A combination of lower dairy export prices and higher petrol import costs in the June quarter have dragged New Zealand’s terms of trade to their lowest level since March 2010.
According to the latest figures from Statistics New Zealand, the country’s ability to fund imports by the same quantity of exports fell 2.6 per cent in the three months to June 30 – the fourth fall in a row. Headline export prices fell 1 per cent in the period, with a dairy making the biggest contribution to the decline.
Dairy prices fell 2.6 per cent in the period, led by a 2.7 per cent drop in milk powder, a 4.1 per cent drop in butter, and a 1.1 per cent fall in cheese.
Dairy prices have been under pressure for much of this year, as additional supply from Europe and the US came online and New Zealand experienced bumper pasturage.

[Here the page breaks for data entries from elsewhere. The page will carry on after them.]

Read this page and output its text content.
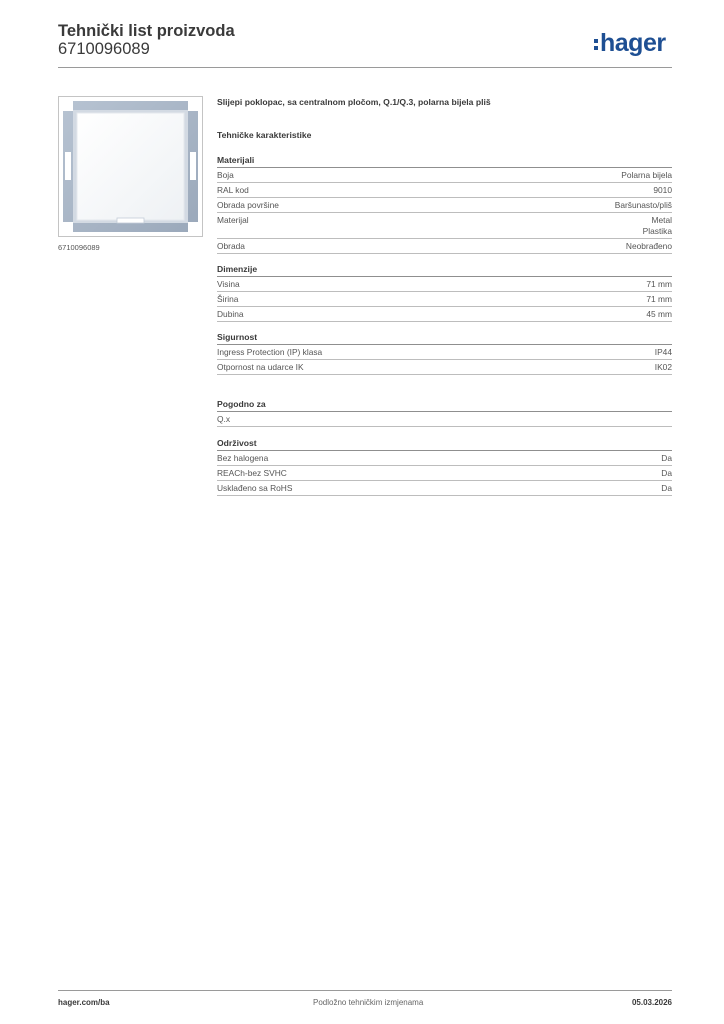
Tehnički list proizvoda
6710096089	hager
6710096089
Slijepi poklopac, sa centralnom pločom, Q.1/Q.3, polarna bijela pliš
Tehničke karakteristike
Materijali
Boja	Polarna bijela
RAL kod	9010
Obrada površine	Baršunasto/pliš
Materijal	Metal
Plastika
Obrada	Neobrađeno
Dimenzije
Visina	71 mm
Širina	71 mm
Dubina	45 mm
Sigurnost
Ingress Protection (IP) klasa	IP44
Otpornost na udarce IK	IK02
Pogodno za
Q.x
Održivost
Bez halogena	Da
REACh-bez SVHC	Da
Usklađeno sa RoHS	Da
hager.com/ba	Podložno tehničkim izmjenama	05.03.2026
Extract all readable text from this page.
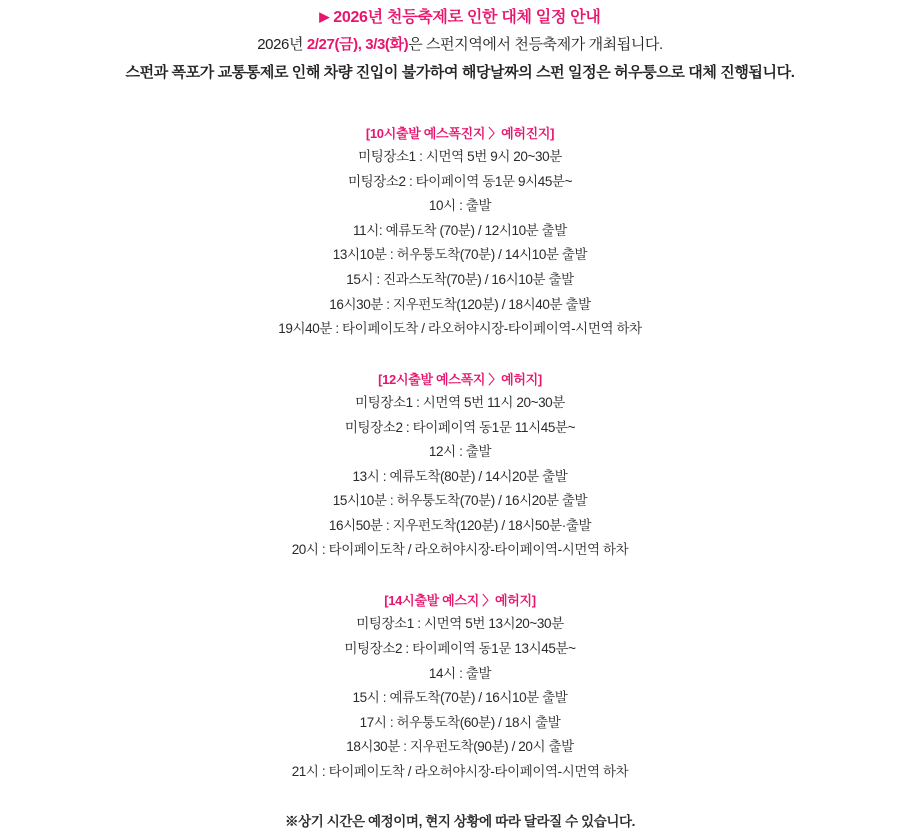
▶ 2026년 천등축제로 인한 대체 일정 안내
2026년 2/27(금), 3/3(화)은 스펀지역에서 천등축제가 개최됩니다.
스펀과 폭포가 교통통제로 인해 차량 진입이 불가하여 해당날짜의 스펀 일정은 허우퉁으로 대체 진행됩니다.
[10시출발 예스폭진지 〉예허진지]
미팅장소1 : 시먼역 5번 9시 20~30분
미팅장소2 : 타이페이역 동1문 9시45분~
10시 : 출발
11시: 예류도착 (70분) / 12시10분 출발
13시10분 : 허우퉁도착(70분) / 14시10분 출발
15시 : 진과스도착(70분) / 16시10분 출발
16시30분 : 지우펀도착(120분) / 18시40분 출발
19시40분 : 타이페이도착 / 라오허야시장-타이페이역-시먼역 하차
[12시출발 예스폭지 〉예허지]
미팅장소1 : 시먼역 5번 11시 20~30분
미팅장소2 : 타이페이역 동1문 11시45분~
12시 : 출발
13시 : 예류도착(80분) / 14시20분 출발
15시10분 : 허우퉁도착(70분) / 16시20분 출발
16시50분 : 지우펀도착(120분) / 18시50분·출발
20시 : 타이페이도착 / 라오허야시장-타이페이역-시먼역 하차
[14시출발 예스지 〉예허지]
미팅장소1 : 시먼역 5번 13시20~30분
미팅장소2 : 타이페이역 동1문 13시45분~
14시 : 출발
15시 : 예류도착(70분) / 16시10분 출발
17시 : 허우퉁도착(60분) / 18시 출발
18시30분 : 지우펀도착(90분) / 20시 출발
21시 : 타이페이도착 / 라오허야시장-타이페이역-시먼역 하차
※상기 시간은 예정이며, 현지 상황에 따라 달라질 수 있습니다.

That was followed by a 2.3 per cent slide in meat prices, with a near 8 per cent drop in the price of lamp the biggest contributor to the fall.
On the export side of the equation, import prices rose 1.7 per cent in the June quarter.

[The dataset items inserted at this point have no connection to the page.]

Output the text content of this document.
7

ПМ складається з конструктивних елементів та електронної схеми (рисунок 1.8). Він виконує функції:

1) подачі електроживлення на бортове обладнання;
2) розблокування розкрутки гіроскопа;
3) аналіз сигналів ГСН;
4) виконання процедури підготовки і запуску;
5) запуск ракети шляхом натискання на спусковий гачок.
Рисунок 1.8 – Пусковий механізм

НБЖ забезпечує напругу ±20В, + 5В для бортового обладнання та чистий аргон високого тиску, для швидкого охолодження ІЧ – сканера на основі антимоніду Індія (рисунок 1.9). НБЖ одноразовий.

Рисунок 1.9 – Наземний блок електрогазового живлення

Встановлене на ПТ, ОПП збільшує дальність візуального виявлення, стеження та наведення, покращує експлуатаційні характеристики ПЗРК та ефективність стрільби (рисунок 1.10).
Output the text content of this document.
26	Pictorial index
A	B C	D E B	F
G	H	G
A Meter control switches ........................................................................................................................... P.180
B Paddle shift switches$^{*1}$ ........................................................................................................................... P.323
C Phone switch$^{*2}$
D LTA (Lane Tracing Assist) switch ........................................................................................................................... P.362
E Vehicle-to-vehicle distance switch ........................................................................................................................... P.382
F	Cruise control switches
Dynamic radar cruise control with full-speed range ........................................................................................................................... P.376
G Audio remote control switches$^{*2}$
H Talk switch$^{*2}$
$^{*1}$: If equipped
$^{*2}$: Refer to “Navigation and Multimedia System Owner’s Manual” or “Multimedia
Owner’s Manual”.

Petrol costs made the most significant contribution to the increase, with prices rising 8.4 per cent in the three months thanks high crude oil charges.
Statistics NZ said a slide in the New Zealand dollar added to the terms of trade weakness, with the Reserve Bank’s Trade Weighted Index – a measure of the kiwi against a trade-ranked basket of currencies – falling 1.7 per cent in the second quarter.
A weaker kiwi tends to drop the price of locally produced exports while also making imports more expensive.
The services terms of trade also fell 2.6 per cent in the quarter, with services export prices up 0.9 per cent and services import prices up 3.7 per cent.